Zakrawało to na prawdziwy cud, kiedy jeden z członków amerykańskiego wycieczkowca „Carnival Jubilee” wypatrzył na oceanie dwóch rozbitków w plastikowym kajaku.
Jesteśmy na Google News. Dołącz do nas i śledź Portal i.pl codziennie. Obserwuj i.pl!
To nie omamy
Początkowo wydawało mu się, że to omamy, jednak wezwał do pomocy kolegów, którzy potwierdzili obserwację. Dwaj nieszczęśnicy, których jednostka zatonęła, szybko zostali wciągnięci na pokład wycieczkowca.
Jak później wspominali ich łódź zatonęła, a oni w ostatniej chwili zdążyli przesiąść się do kajaku. Na nim też spędzili dużo czasu, zanim zostali dostrzeżeni przez załogę statku wycieczkowego.
Nakarmieni i przebadani
Rozbitkowie zostali nakarmieni, a następnie przebadali ich lekarze.

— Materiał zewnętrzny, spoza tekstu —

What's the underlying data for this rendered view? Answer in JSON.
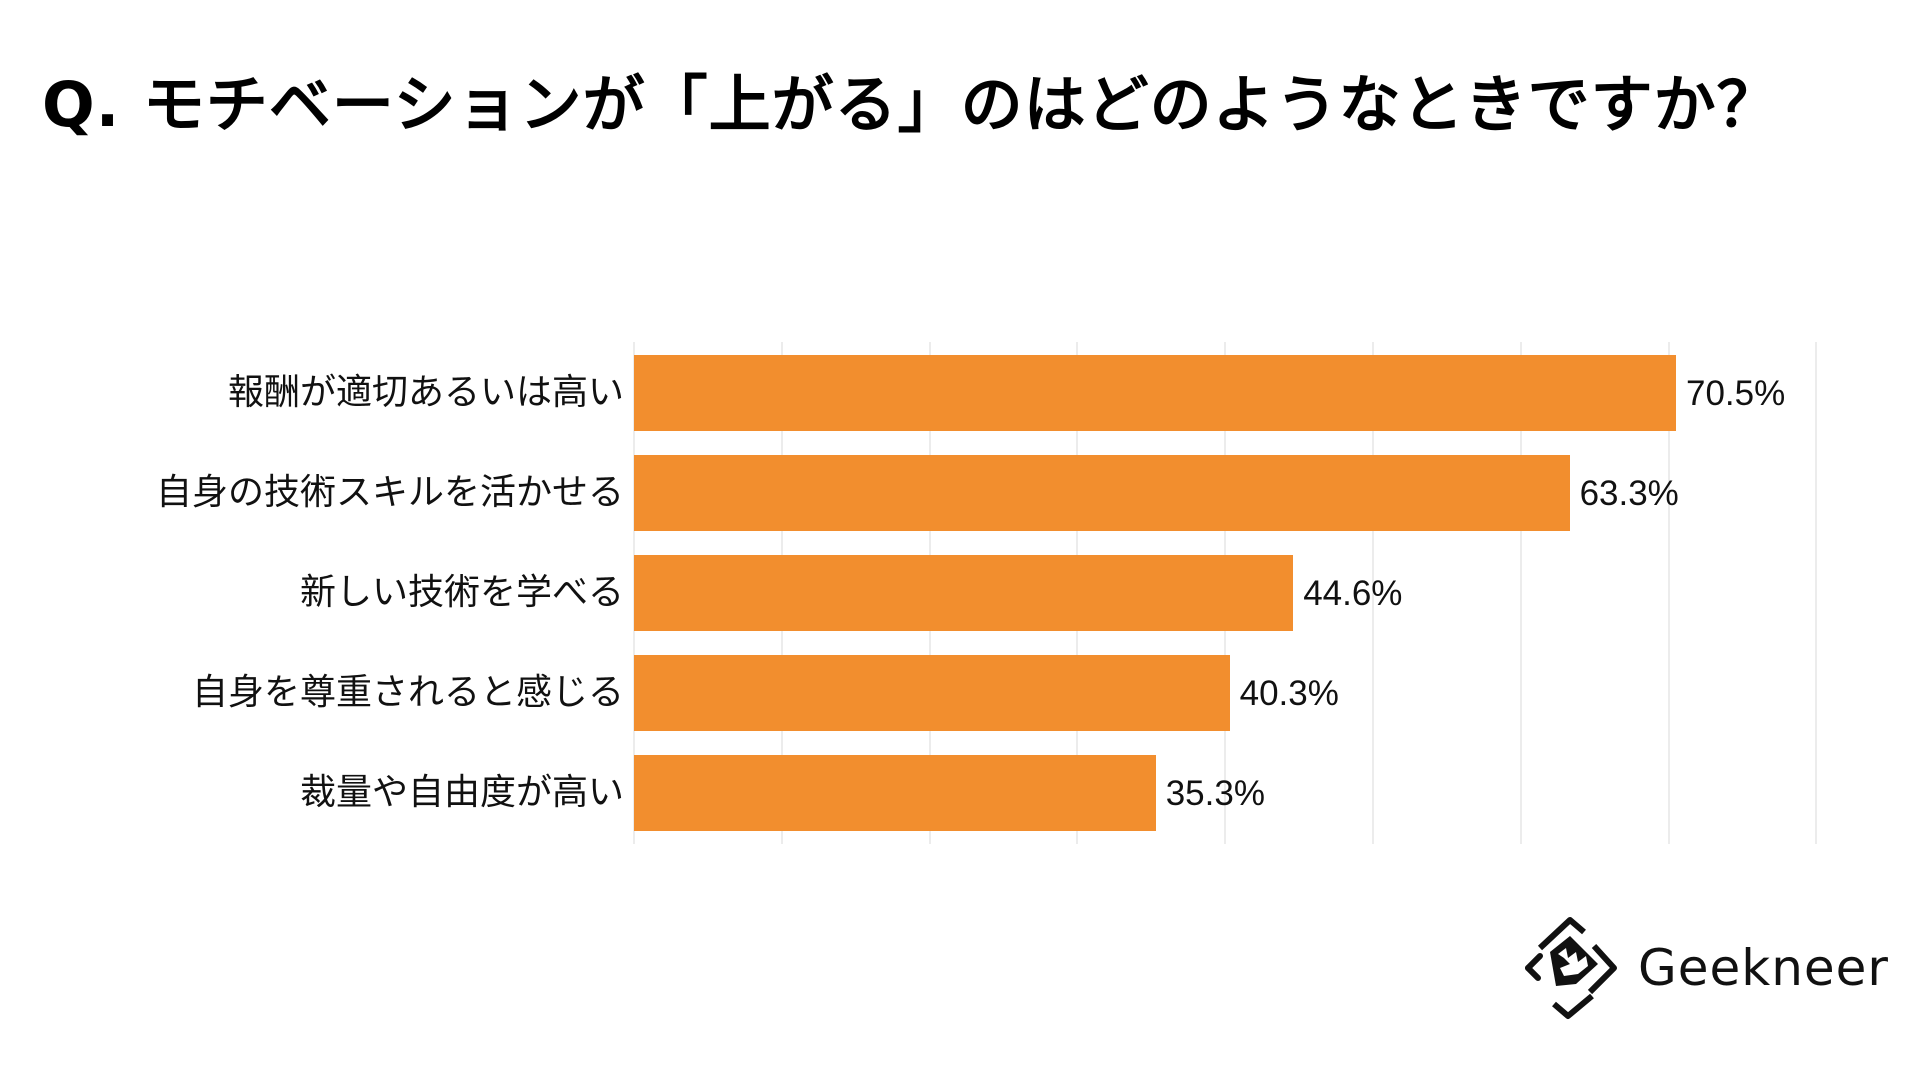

Okazało się, że mimo czasu spędzonego na kajaku obaj znajdują się w dość dobrej formie.
Załoga wycieczkowca powiadomiła centrum operacyjne w Miami o akcji ratunkowej, zaś rozbitkowie skontaktowali się z urzędnikami meksykańskiej marynarki wojennej, którzy wysłali po nich jednostkę.
Obaj są już w swoich domach. Agencje nie podają nazwisk ani wieku uratowanych.
To druga akcja ratunkowa załogi tego samego armatora. 13 grudnia załoga innej „Carnival Vista” uratowała sześciu mężczyzn, którzy pływali na tratwie ratunkowej u wybrzeży Dominikany.